Probably not related exactly to this package but similar. The library was present in sbt and everything looked ok. But I still was unable to build the project so I went to my $HOME/.ivy2/cache located the dependency directory and deleted it, then went back the $PROJECT_HOME/ and executed sbt build

Compilation errors with spark cassandra connector and SBT

I'm trying to get the DataStax spark cassandra connector working. I've created a new SBT project in IntelliJ, and added a single class. The class and my sbt file is given below. Creating spark contexts seem to work, however, the moment I uncomment the line where I try to create a cassandraTable, I get the following compilation error:
Error:scalac: bad symbolic reference. A signature in CassandraRow.class refers to term catalyst
in package org.apache.spark.sql which is not available.
It may be completely missing from the current classpath, or the version on
the classpath might be incompatible with the version used when compiling CassandraRow.class.
Sbt is kind of new to me, and I would appreciate any help in understanding what this error means (and of course, how to resolve it).
name := "cassySpark1"
version := "1.0"
scalaVersion := "2.10.4"
libraryDependencies += "org.apache.spark" % "spark-core_2.10" % "1.1.0"
libraryDependencies += "com.datastax.spark" % "spark-cassandra-connector" % "1.1.0" withSources() withJavadoc()
libraryDependencies += "com.datastax.spark" %% "spark-cassandra-connector-java" % "1.1.0-alpha2" withSources() withJavadoc()

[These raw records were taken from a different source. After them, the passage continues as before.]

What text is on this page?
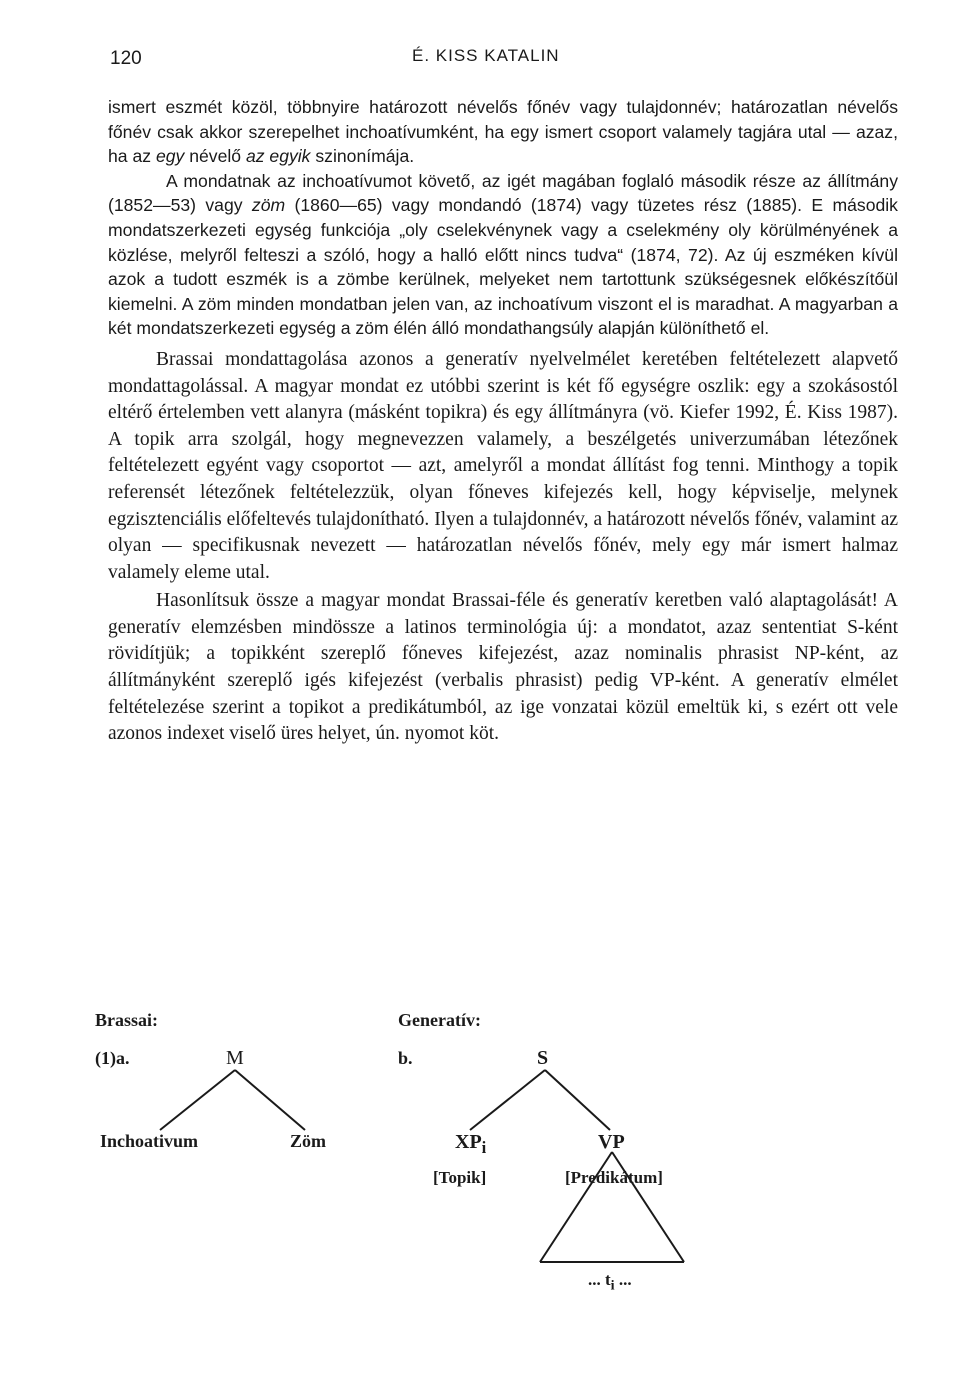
120	É. KISS KATALIN

ismert eszmét közöl, többnyire határozott névelős főnév vagy tulajdonnév; határozatlan névelős főnév csak akkor szerepelhet inchoatívumként, ha egy ismert csoport valamely tagjára utal — azaz, ha az egy névelő az egyik szinonímája.

A mondatnak az inchoatívumot követő, az igét magában foglaló második része az állítmány (1852—53) vagy zöm (1860—65) vagy mondandó (1874) vagy tüzetes rész (1885). E második mondatszerkezeti egység funkciója „oly cselekvénynek vagy a cselekmény oly körülményének a közlése, melyről felteszi a szóló, hogy a halló előtt nincs tudva“ (1874, 72). Az új eszméken kívül azok a tudott eszmék is a zömbe kerülnek, melyeket nem tartottunk szükségesnek előkészítőül kiemelni. A zöm minden mondatban jelen van, az inchoatívum viszont el is maradhat. A magyarban a két mondatszerkezeti egység a zöm élén álló mondathangsúly alapján különíthető el.

Brassai mondattagolása azonos a generatív nyelvelmélet keretében feltételezett alapvető mondattagolással. A magyar mondat ez utóbbi szerint is két fő egységre oszlik: egy a szokásostól eltérő értelemben vett alanyra (másként topikra) és egy állítmányra (vö. Kiefer 1992, É. Kiss 1987). A topik arra szolgál, hogy megnevezzen valamely, a beszélgetés univerzumában létezőnek feltételezett egyént vagy csoportot — azt, amelyről a mondat állítást fog tenni. Minthogy a topik referensét létezőnek feltételezzük, olyan főneves kifejezés kell, hogy képviselje, melynek egzisztenciális előfeltevés tulajdonítható. Ilyen a tulajdonnév, a határozott névelős főnév, valamint az olyan — specifikusnak nevezett — határozatlan névelős főnév, mely egy már ismert halmaz valamely eleme utal.

Hasonlítsuk össze a magyar mondat Brassai-féle és generatív keretben való alaptagolását! A generatív elemzésben mindössze a latinos terminológia új: a mondatot, azaz sententiat S-ként rövidítjük; a topikként szereplő főneves kifejezést, azaz nominalis phrasist NP-ként, az állítmányként szereplő igés kifejezést (verbalis phrasist) pedig VP-ként. A generatív elmélet feltételezése szerint a topikot a predikátumból, az ige vonzatai közül emeltük ki, s ezért ott vele azonos indexet viselő üres helyet, ún. nyomot köt.

Brassai:	Generatív:
(1)a.	M
Inchoativum	Zöm
b.	S
$XP_i$	VP
[Topik]	[Predikátum]
... $t_i$ ...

resolvers += "Akka Repository" at "http://repo.akka.io/releases/"
And my class:
import org.apache.spark.{SparkConf, SparkContext}
import com.datastax.spark.connector._
object HelloWorld { def main(args:Array[String]): Unit ={
System.setProperty("spark.cassandra.query.retry.count", "1")
val conf = new SparkConf(true)
.set("spark.cassandra.connection.host", "cassandra-hostname")
.set("spark.cassandra.username", "cassandra")
.set("spark.cassandra.password", "cassandra")
val sc = new SparkContext("local", "testingCassy", conf)
> //val foo = sc.cassandraTable("keyspace name", "table name")
val rdd = sc.parallelize(1 to 100)
val sum = rdd.reduce(_+_)
println(sum) } }
You need to add spark-sql to dependencies list
libraryDependencies += "org.apache.spark" %% "spark-sql" % "1.1.0"
Add library dependency in your project's pom.xml file. It seems they have changed the Vector.class dependencies location in the new refactoring.